The impressive "The Crane Wife" pushes the band into new ground, historically and musically. The plot focuses on the Japanese folk story of the same name I recall hearing as a child. The story is told in reverse order - a peculiar choice which serves successfully to launch a listener into the album and keeps it satisfying on repeated listens. The band takes a page from contemporaries Neutral Milk Hotel and combines two parts of the story into a single track (ninth track "The Crane Wife 1 & 2"), which didn't make sense the first time around either.
The musical ground continues to tread that same tricky ground somewhere between The Cranberries and Joanna Newsom, with a touch of Pink Floyd (quite a slew of influences).
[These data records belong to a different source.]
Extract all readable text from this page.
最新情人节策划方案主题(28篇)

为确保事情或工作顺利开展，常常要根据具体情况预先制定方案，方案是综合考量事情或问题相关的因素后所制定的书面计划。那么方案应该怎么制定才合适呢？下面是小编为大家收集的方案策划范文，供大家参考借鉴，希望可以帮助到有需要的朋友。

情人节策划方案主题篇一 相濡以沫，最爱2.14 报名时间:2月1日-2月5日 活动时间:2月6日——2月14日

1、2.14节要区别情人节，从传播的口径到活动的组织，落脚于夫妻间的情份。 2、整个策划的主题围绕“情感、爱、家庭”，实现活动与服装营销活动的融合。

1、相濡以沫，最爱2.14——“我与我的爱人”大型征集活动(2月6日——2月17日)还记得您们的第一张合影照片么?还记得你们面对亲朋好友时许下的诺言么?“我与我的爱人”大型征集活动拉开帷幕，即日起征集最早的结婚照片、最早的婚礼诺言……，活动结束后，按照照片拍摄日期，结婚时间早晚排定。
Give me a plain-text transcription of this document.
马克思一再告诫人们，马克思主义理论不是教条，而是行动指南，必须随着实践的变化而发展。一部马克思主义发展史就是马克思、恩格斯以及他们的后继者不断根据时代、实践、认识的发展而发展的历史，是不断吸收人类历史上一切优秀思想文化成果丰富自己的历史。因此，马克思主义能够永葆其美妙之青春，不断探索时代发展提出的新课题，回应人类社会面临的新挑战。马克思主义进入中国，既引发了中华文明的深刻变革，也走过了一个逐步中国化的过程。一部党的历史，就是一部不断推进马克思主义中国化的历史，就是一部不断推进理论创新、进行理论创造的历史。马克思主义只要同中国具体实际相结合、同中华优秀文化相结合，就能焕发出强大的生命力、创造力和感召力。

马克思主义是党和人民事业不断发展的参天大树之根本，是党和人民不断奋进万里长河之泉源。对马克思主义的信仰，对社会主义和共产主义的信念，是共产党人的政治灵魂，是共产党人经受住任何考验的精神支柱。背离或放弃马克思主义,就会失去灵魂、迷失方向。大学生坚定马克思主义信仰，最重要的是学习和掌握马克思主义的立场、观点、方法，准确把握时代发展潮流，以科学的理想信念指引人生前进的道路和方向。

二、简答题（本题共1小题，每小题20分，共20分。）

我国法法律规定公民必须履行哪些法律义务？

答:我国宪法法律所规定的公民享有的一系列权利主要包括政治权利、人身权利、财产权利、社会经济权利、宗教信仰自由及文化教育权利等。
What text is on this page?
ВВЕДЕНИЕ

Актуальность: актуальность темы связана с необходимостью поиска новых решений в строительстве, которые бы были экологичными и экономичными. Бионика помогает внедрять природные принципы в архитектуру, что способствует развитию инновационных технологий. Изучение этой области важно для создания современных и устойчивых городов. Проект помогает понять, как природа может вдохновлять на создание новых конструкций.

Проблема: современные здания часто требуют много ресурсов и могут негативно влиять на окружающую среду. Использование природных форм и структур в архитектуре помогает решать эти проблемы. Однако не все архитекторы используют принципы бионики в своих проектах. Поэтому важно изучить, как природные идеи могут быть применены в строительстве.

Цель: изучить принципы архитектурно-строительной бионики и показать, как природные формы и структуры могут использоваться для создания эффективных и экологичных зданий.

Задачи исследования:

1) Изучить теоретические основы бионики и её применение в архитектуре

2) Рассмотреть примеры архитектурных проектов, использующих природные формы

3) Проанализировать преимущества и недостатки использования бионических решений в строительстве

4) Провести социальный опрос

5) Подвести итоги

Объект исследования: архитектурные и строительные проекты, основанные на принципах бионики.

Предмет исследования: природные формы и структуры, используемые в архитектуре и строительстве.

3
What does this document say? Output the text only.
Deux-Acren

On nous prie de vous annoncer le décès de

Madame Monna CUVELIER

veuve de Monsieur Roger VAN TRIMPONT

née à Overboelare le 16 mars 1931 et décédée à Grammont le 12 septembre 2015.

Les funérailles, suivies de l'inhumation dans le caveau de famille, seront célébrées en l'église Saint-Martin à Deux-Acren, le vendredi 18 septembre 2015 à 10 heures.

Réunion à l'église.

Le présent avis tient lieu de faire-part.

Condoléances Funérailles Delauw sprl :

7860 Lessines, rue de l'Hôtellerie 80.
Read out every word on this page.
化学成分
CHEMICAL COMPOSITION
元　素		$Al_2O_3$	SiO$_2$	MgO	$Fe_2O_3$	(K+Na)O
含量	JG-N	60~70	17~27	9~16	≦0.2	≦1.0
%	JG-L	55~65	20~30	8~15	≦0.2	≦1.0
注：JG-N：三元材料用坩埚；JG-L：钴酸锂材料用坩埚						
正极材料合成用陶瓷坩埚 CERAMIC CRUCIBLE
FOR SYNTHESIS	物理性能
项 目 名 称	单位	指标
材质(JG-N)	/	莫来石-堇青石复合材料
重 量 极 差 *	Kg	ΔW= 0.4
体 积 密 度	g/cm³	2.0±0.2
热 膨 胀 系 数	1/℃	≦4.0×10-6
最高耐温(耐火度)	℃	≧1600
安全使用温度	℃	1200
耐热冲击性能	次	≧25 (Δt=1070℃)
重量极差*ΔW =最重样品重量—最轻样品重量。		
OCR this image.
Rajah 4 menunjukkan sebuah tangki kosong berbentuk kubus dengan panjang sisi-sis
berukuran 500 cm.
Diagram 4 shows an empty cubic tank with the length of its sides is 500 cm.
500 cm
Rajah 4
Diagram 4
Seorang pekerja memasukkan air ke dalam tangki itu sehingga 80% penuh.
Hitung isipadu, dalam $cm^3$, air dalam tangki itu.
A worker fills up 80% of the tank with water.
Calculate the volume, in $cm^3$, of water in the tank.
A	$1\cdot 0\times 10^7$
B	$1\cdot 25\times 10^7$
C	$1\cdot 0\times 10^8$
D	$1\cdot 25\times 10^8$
Accordions, chimes and organ punctuate the band's civil war ballads and melancholy folk. We saw the band's progressive rock side in EP "The Tain", and the band's prog-rock jamming grows into a monstrous beastie on this album, taking three tracks with it. Awesome second track "The Island" pushes 12 1/2 minutes with a long riff that sounds straight out of "The Wall". Somehow the band manages to make this all sound cohesive - no mean feat for a group known for dark sea shanties.
The Decemberists are an easy band to dismiss in concept, but their music is impossible for a warm-blooded critic to discount. Colin's NPR show-off vocabulary continues unabated (tossing out little morsels like "paragon", "parallex" and "parapet" in a particularly undigestable sentence), but the words are used effectively, not gratuitously. The band still dons nineteenth-century period costumes for photo shoots, but a band like this couldn't sail on typical rock getup.
Everything on this album is hummable and hooky. The progressive rock elements go by so smoothly you won't notice (except for largely-unmelodic "When the War Came", which flirts as close to metal as this group will ever get). Every track vibrates with dedication and folk nirvana. After years of listening to post-grunge blah everywhere you turn, music like this radiates so much dignity that I couldn't help but love the album from the first time I heard it. I still love it almost as much. From the emotive tragic opener, to the optimistic finale, The Crane Wife is a victory of musical composition. I suggest that you give this emotional little folk story a try.